It was strange to see the Carolina Panthers offense struggle so mightily to move the ball during Super Bowl 50 after they’d done so with such ease during the regular season and the playoffs. There were no deep shots from Cam Newton to Ted Ginn Jr.,and Greg Olsen struggled to find the open holes in the secondary like the ones he exploited all year long. The read-option plays from Cam and his running backs were stuffed. Turnovers hounded the Panthers at every turn.
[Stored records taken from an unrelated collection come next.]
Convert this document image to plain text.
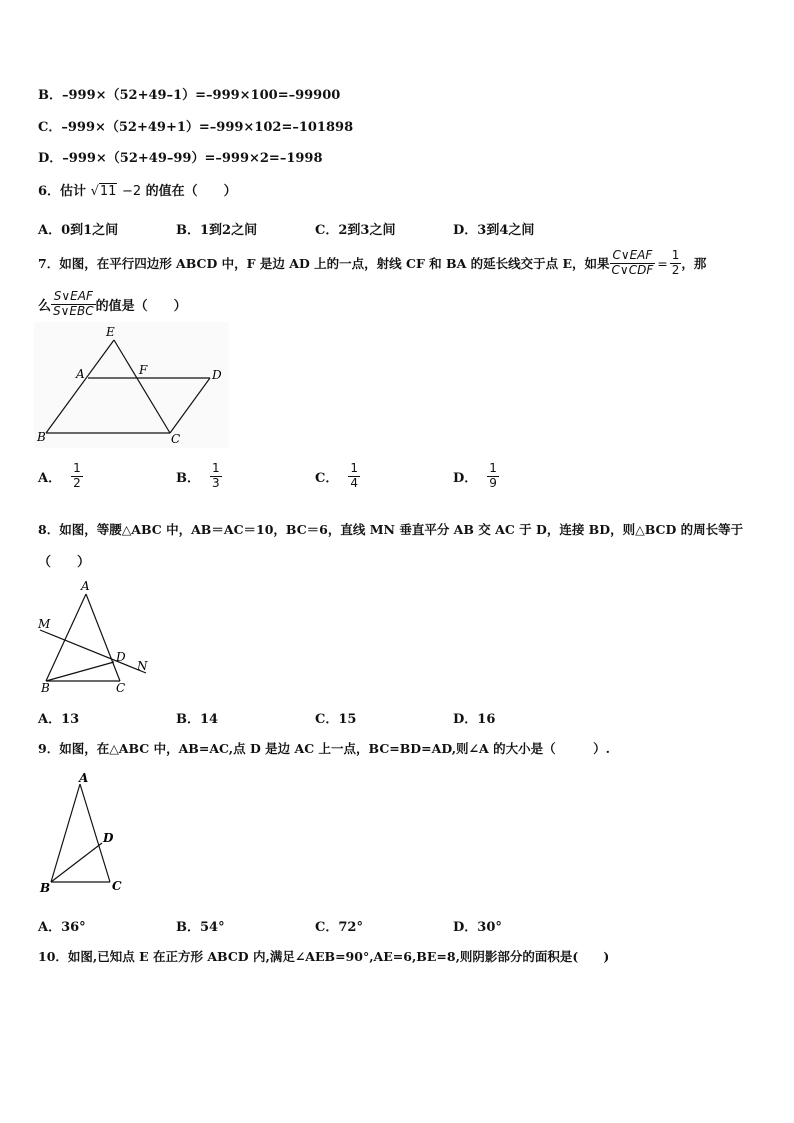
B．–999×（52+49–1）=–999×100=–99900
C．–999×（52+49+1）=–999×102=–101898
D．–999×（52+49–99）=–999×2=–1998
6．估计 √11 −2 的值在（　　）
A．0到1之间	B．1到2之间	C．2到3之间	D．3到4之间
7．如图，在平行四边形 ABCD 中，F 是边 AD 上的一点，射线 CF 和 BA 的延长线交于点 E，如果 $\frac{\text{C∨EAF}}{\text{C∨CDF}} = \frac{1}{2}$ ，那
么 $\frac{\text{S∨EAF}}{\text{S∨EBC}}$ 的值是（　　）
E
A	F	D
B	C
A． $\frac{1}{2}$	B． $\frac{1}{3}$	C． $\frac{1}{4}$	D． $\frac{1}{9}$
8．如图，等腰△ABC 中，AB＝AC＝10，BC＝6，直线 MN 垂直平分 AB 交 AC 于 D，连接 BD，则△BCD 的周长等于
（　　）
A
M
D
N
B	C
A．13	B．14	C．15	D．16
9．如图，在△ABC 中，AB=AC,点 D 是边 AC 上一点，BC=BD=AD,则∠A 的大小是（　　　）.
A
D
B	C
A．36°	B．54°	C．72°	D．30°
10．如图,已知点 E 在正方形 ABCD 内,满足∠AEB=90°,AE=6,BE=8,则阴影部分的面积是(　　)
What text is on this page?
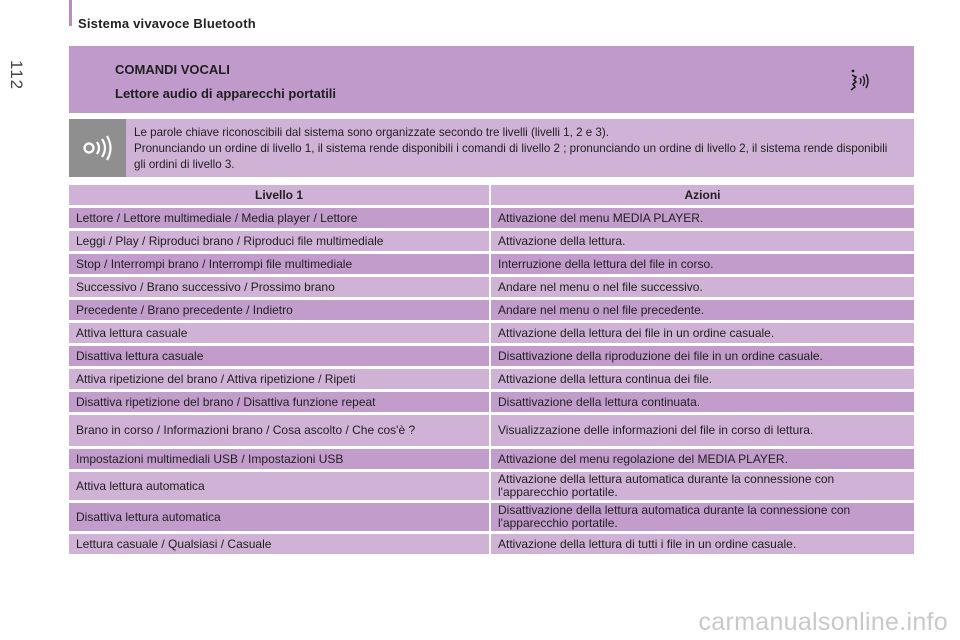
Sistema vivavoce Bluetooth
112	COMANDI VOCALI
Lettore audio di apparecchi portatili

Le parole chiave riconoscibili dal sistema sono organizzate secondo tre livelli (livelli 1, 2 e 3).

Pronunciando un ordine di livello 1, il sistema rende disponibili i comandi di livello 2 ; pronunciando un ordine di livello 2, il sistema rende disponibili gli ordini di livello 3.

Livello 1	Azioni
Lettore / Lettore multimediale / Media player / Lettore	Attivazione del menu MEDIA PLAYER.
Leggi / Play / Riproduci brano / Riproduci file multimediale	Attivazione della lettura.
Stop / Interrompi brano / Interrompi file multimediale	Interruzione della lettura del file in corso.
Successivo / Brano successivo / Prossimo brano	Andare nel menu o nel file successivo.
Precedente / Brano precedente / Indietro	Andare nel menu o nel file precedente.
Attiva lettura casuale	Attivazione della lettura dei file in un ordine casuale.
Disattiva lettura casuale	Disattivazione della riproduzione dei file in un ordine casuale.
Attiva ripetizione del brano / Attiva ripetizione / Ripeti	Attivazione della lettura continua dei file.
Disattiva ripetizione del brano / Disattiva funzione repeat	Disattivazione della lettura continuata.
Brano in corso / Informazioni brano / Cosa ascolto / Che cos'è ?	Visualizzazione delle informazioni del file in corso di lettura.
Impostazioni multimediali USB / Impostazioni USB	Attivazione del menu regolazione del MEDIA PLAYER.
Attiva lettura automatica	Attivazione della lettura automatica durante la connessione con l'apparecchio portatile.
Disattiva lettura automatica	Disattivazione della lettura automatica durante la connessione con l'apparecchio portatile.
Lettura casuale / Qualsiasi / Casuale	Attivazione della lettura di tutti i file in un ordine casuale.
carmanualsonline.info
So how did the Broncos do it, exactly? Yeah, Von Miller and DeMarcus Ware were in the backfield on almost every play, but how did they scheme so well to stifle one of the most creative and unpredictable offenses in the NFL?
According to Denver’s defensive players, the Panthers were who they were on film. They didn’t deviate from what they’d done all year, even when the Broncos stymied Newton and the Carolina offense on almost every down.
When safety T.J. Ward was asked whether the Panthers did anything he hadn’t seen on film, he had this to say:
“No. We read them like a book.”
Fellow safety Darian Stewart chimed in, saying “they did everything we watched on film.”
Finally, linebacker Brandon Marshall wondered aloud why the Panthers simply refused to make adjustments.
“That’s the crazy thing,” he said. “You’d think with two weeks to prepare for the Super Bowl, they would do a new wrinkle. They did everything the same. Nothing new.”
Lots of questions will hound the Panthers in the weeks to come, like “How could a team that ran through the regular season with such a shiny record (15-1) be held to 10 points? But these comments are illuminating. Perhaps the Panthers were simply too stubborn to make changes, even when things were going south so quickly.